(UNDATED) - Even as we are winning battles with some types of cancer, the number of people with skin cancer is rising.
This week, Dr. Boris Lushniak, the acting U.S. Surgeon General who is also a dermatologist, called skin cancer a major public health problem that requires immediate action.
"Until today, the surgeon general has never said, 'UV radiation is bad for you; protect your skin,'" Lushniak said in a statement. "We have to change the social norms about tanning. Tanned skin is damaged skin, and we need to shatter the myth that tanned skin is a sign of health."
Nearly five million people in the U.S. are treated for skin cancer each year, more than breast, prostate, lung and colon cancers combined.
"Luckily, most skin cancers are very treatable; most are not deadly. But there are still a lot of deadly skin cancers, melanoma being the main one," said Dr. Beth Brogan, dermatologist with St. Vincent Medical Group in Indianapolis. Though we have long known we should wear sunscreen every day to protect ourselves, "what we know and what we do are often two different things. We know a lot of people are still getting too much sun exposure," Brogan said.
Brogan agrees with Lushniak about the tanning culture, and she says indoor tanning - which expose you only to ultraviolet A rays as opposed to ultraviolet A and B which come from the sun - is boosting the number of skin cancer cases.

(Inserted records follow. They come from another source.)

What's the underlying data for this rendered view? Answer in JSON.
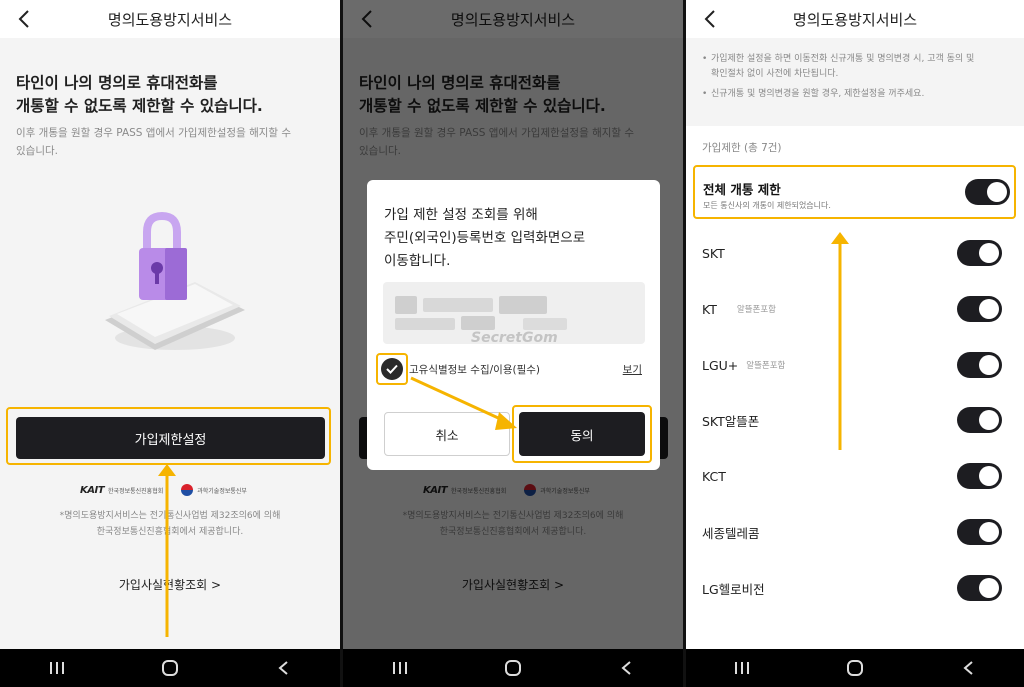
{
  "panel1": {
    "header_title": "명의도용방지서비스",
    "headline_line1": "타인이 나의 명의로 휴대전화를",
    "headline_line2": "개통할 수 없도록 제한할 수 있습니다.",
    "sub_line1": "이후 개통을 원할 경우 PASS 앱에서 가입제한설정을 해지할 수",
    "sub_line2": "있습니다.",
    "primary_button": "가입제한설정",
    "logo1_mark": "KAIT",
    "logo1_text": "한국정보통신진흥협회",
    "logo2_text": "과학기술정보통신부",
    "note_line1": "*명의도용방지서비스는 전기통신사업법 제32조의6에 의해",
    "note_line2": "한국정보통신진흥협회에서 제공합니다.",
    "link": "가입사실현황조회 >"
  },
  "panel2": {
    "modal_line1": "가입 제한 설정 조회를 위해",
    "modal_line2": "주민(외국인)등록번호 입력화면으로",
    "modal_line3": "이동합니다.",
    "watermark": "SecretGom",
    "consent_label": "고유식별정보 수집/이용(필수)",
    "view_link": "보기",
    "cancel_button": "취소",
    "agree_button": "동의"
  },
  "panel3": {
    "header_title": "명의도용방지서비스",
    "info1_line1": "가입제한 설정을 하면 이동전화 신규개통 및 명의변경 시, 고객 동의 및",
    "info1_line2": "확인절차 없이 사전에 차단됩니다.",
    "info2": "신규개통 및 명의변경을 원할 경우, 제한설정을 꺼주세요.",
    "section_label": "가입제한 (총 7건)",
    "all_block_title": "전체 개통 제한",
    "all_block_desc": "모든 통신사의 개통이 제한되었습니다.",
    "carriers": [
      {
        "name": "SKT",
        "badge": "",
        "on": true
      },
      {
        "name": "KT",
        "badge": "알뜰폰포함",
        "on": true
      },
      {
        "name": "LGU+",
        "badge": "알뜰폰포함",
        "on": true
      },
      {
        "name": "SKT알뜰폰",
        "badge": "",
        "on": true
      },
      {
        "name": "KCT",
        "badge": "",
        "on": true
      },
      {
        "name": "세종텔레콤",
        "badge": "",
        "on": true
      },
      {
        "name": "LG헬로비전",
        "badge": "",
        "on": true
      }
    ]
  },
  "colors": {
    "highlight": "#f6b400",
    "dark_button": "#1d1d21",
    "background": "#f4f4f4"
  }
}
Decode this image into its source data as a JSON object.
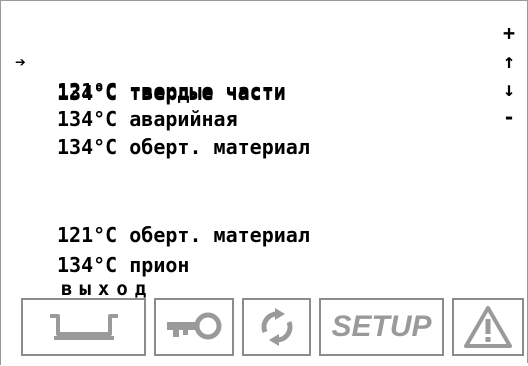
{
  "menu": {
    "cursor": "➔",
    "items": [
      {
        "label": "134°C твердые части"
      },
      {
        "label": "121°C твердые части"
      },
      {
        "label": "134°C аварийная"
      },
      {
        "label": "134°C оберт. материал"
      },
      {
        "label": "121°C оберт. материал"
      },
      {
        "label": "134°C прион"
      }
    ],
    "exit_label": "выход"
  },
  "side_controls": {
    "plus": "+",
    "up": "↑",
    "down": "↓",
    "minus": "-"
  },
  "toolbar": {
    "buttons": [
      {
        "icon": "tray-icon"
      },
      {
        "icon": "key-icon"
      },
      {
        "icon": "refresh-icon"
      },
      {
        "icon": "setup-icon",
        "label": "SETUP"
      },
      {
        "icon": "warning-icon"
      }
    ]
  },
  "colors": {
    "icon_gray": "#9a9a9a",
    "border_gray": "#8c8c8c",
    "text": "#000000",
    "background": "#ffffff"
  }
}
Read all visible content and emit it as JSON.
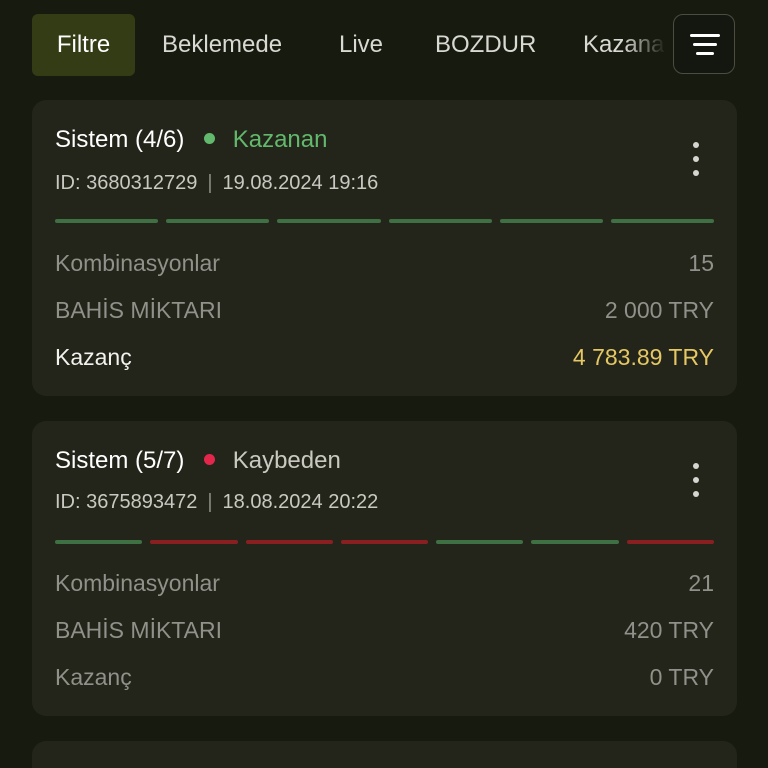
{
  "tabs": [
    {
      "label": "Filtre",
      "active": true
    },
    {
      "label": "Beklemede",
      "active": false
    },
    {
      "label": "Live",
      "active": false
    },
    {
      "label": "BOZDUR",
      "active": false
    },
    {
      "label": "Kazanan",
      "active": false
    }
  ],
  "menu_icon": "hamburger-menu-icon",
  "colors": {
    "win": "#62b86c",
    "lose": "#e3264c",
    "segment_win": "#3e7044",
    "segment_lose": "#8a1f22",
    "amount_win": "#e5c764"
  },
  "bets": [
    {
      "title": "Sistem (4/6)",
      "status": "Kazanan",
      "status_type": "win",
      "id_label": "ID: 3680312729",
      "datetime": "19.08.2024 19:16",
      "segments": [
        "win",
        "win",
        "win",
        "win",
        "win",
        "win"
      ],
      "rows": [
        {
          "label": "Kombinasyonlar",
          "value": "15"
        },
        {
          "label": "BAHİS MİKTARI",
          "value": "2 000 TRY"
        },
        {
          "label": "Kazanç",
          "value": "4 783.89 TRY"
        }
      ]
    },
    {
      "title": "Sistem (5/7)",
      "status": "Kaybeden",
      "status_type": "lose",
      "id_label": "ID: 3675893472",
      "datetime": "18.08.2024 20:22",
      "segments": [
        "win",
        "lose",
        "lose",
        "lose",
        "win",
        "win",
        "lose"
      ],
      "rows": [
        {
          "label": "Kombinasyonlar",
          "value": "21"
        },
        {
          "label": "BAHİS MİKTARI",
          "value": "420 TRY"
        },
        {
          "label": "Kazanç",
          "value": "0 TRY"
        }
      ]
    }
  ]
}
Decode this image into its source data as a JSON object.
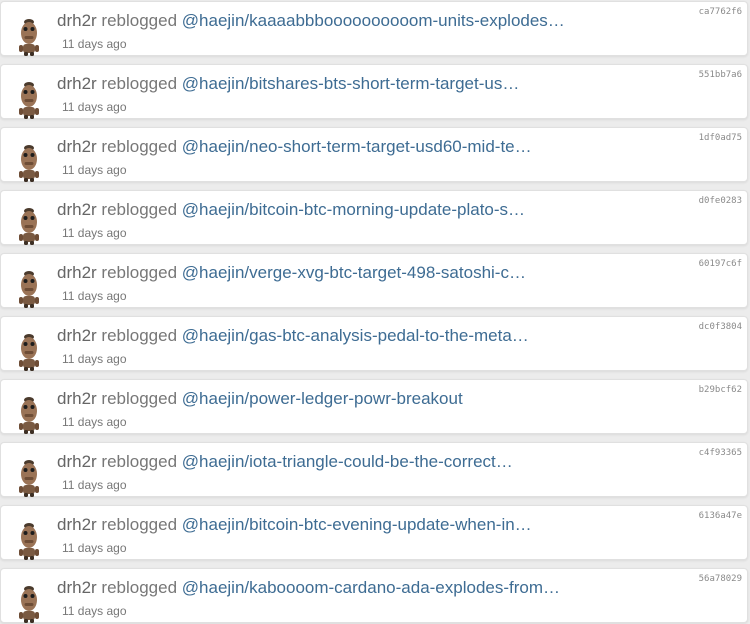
{
  "feed": {
    "items": [
      {
        "author": "drh2r",
        "verb": "reblogged",
        "link": "@haejin/kaaaabbboooooooooom-units-explodes…",
        "time": "11 days ago",
        "hash": "ca7762f6"
      },
      {
        "author": "drh2r",
        "verb": "reblogged",
        "link": "@haejin/bitshares-bts-short-term-target-us…",
        "time": "11 days ago",
        "hash": "551bb7a6"
      },
      {
        "author": "drh2r",
        "verb": "reblogged",
        "link": "@haejin/neo-short-term-target-usd60-mid-te…",
        "time": "11 days ago",
        "hash": "1df0ad75"
      },
      {
        "author": "drh2r",
        "verb": "reblogged",
        "link": "@haejin/bitcoin-btc-morning-update-plato-s…",
        "time": "11 days ago",
        "hash": "d0fe0283"
      },
      {
        "author": "drh2r",
        "verb": "reblogged",
        "link": "@haejin/verge-xvg-btc-target-498-satoshi-c…",
        "time": "11 days ago",
        "hash": "60197c6f"
      },
      {
        "author": "drh2r",
        "verb": "reblogged",
        "link": "@haejin/gas-btc-analysis-pedal-to-the-meta…",
        "time": "11 days ago",
        "hash": "dc0f3804"
      },
      {
        "author": "drh2r",
        "verb": "reblogged",
        "link": "@haejin/power-ledger-powr-breakout",
        "time": "11 days ago",
        "hash": "b29bcf62"
      },
      {
        "author": "drh2r",
        "verb": "reblogged",
        "link": "@haejin/iota-triangle-could-be-the-correct…",
        "time": "11 days ago",
        "hash": "c4f93365"
      },
      {
        "author": "drh2r",
        "verb": "reblogged",
        "link": "@haejin/bitcoin-btc-evening-update-when-in…",
        "time": "11 days ago",
        "hash": "6136a47e"
      },
      {
        "author": "drh2r",
        "verb": "reblogged",
        "link": "@haejin/kaboooom-cardano-ada-explodes-from…",
        "time": "11 days ago",
        "hash": "56a78029"
      }
    ]
  },
  "colors": {
    "link": "#3e6c93",
    "text": "#666666",
    "background": "#ececec",
    "card": "#ffffff"
  },
  "icons": {
    "avatar": "robot-avatar-icon"
  }
}
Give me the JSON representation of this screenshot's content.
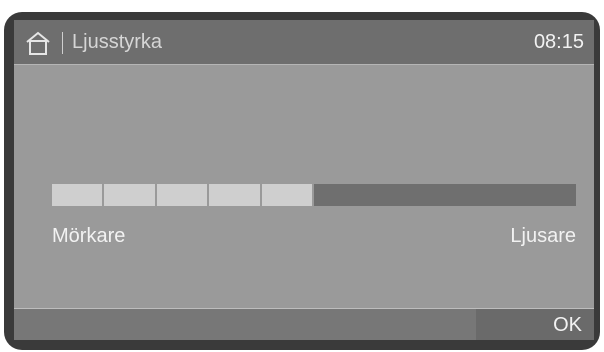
{
  "header": {
    "title": "Ljusstyrka",
    "time": "08:15",
    "home_icon": "home-icon"
  },
  "brightness": {
    "total_segments": 10,
    "active_segments": 5,
    "label_left": "Mörkare",
    "label_right": "Ljusare"
  },
  "footer": {
    "ok_label": "OK"
  },
  "colors": {
    "screen_bg": "#9a9a9a",
    "header_bg": "#6e6e6e",
    "segment_on": "#cfcfcf",
    "segment_off": "#6f6f6f",
    "text": "#f2f2f2"
  }
}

"Ultraviolet A rays associated with indoor tanning are directly related to an increased risk of melanoma," Brogan said. "We have also seen an increase in the instance of melanoma in young women over the last 20 to 30 years, those most likely to use indoor tanning."
Melanoma rates have increased more than 200-percent over the last 40 years, and the National Cancer Institute says melanoma is now the most common form of cancer for adults between the ages of 25 and 29. About 9,000 people in the U.S. die from melanoma each year.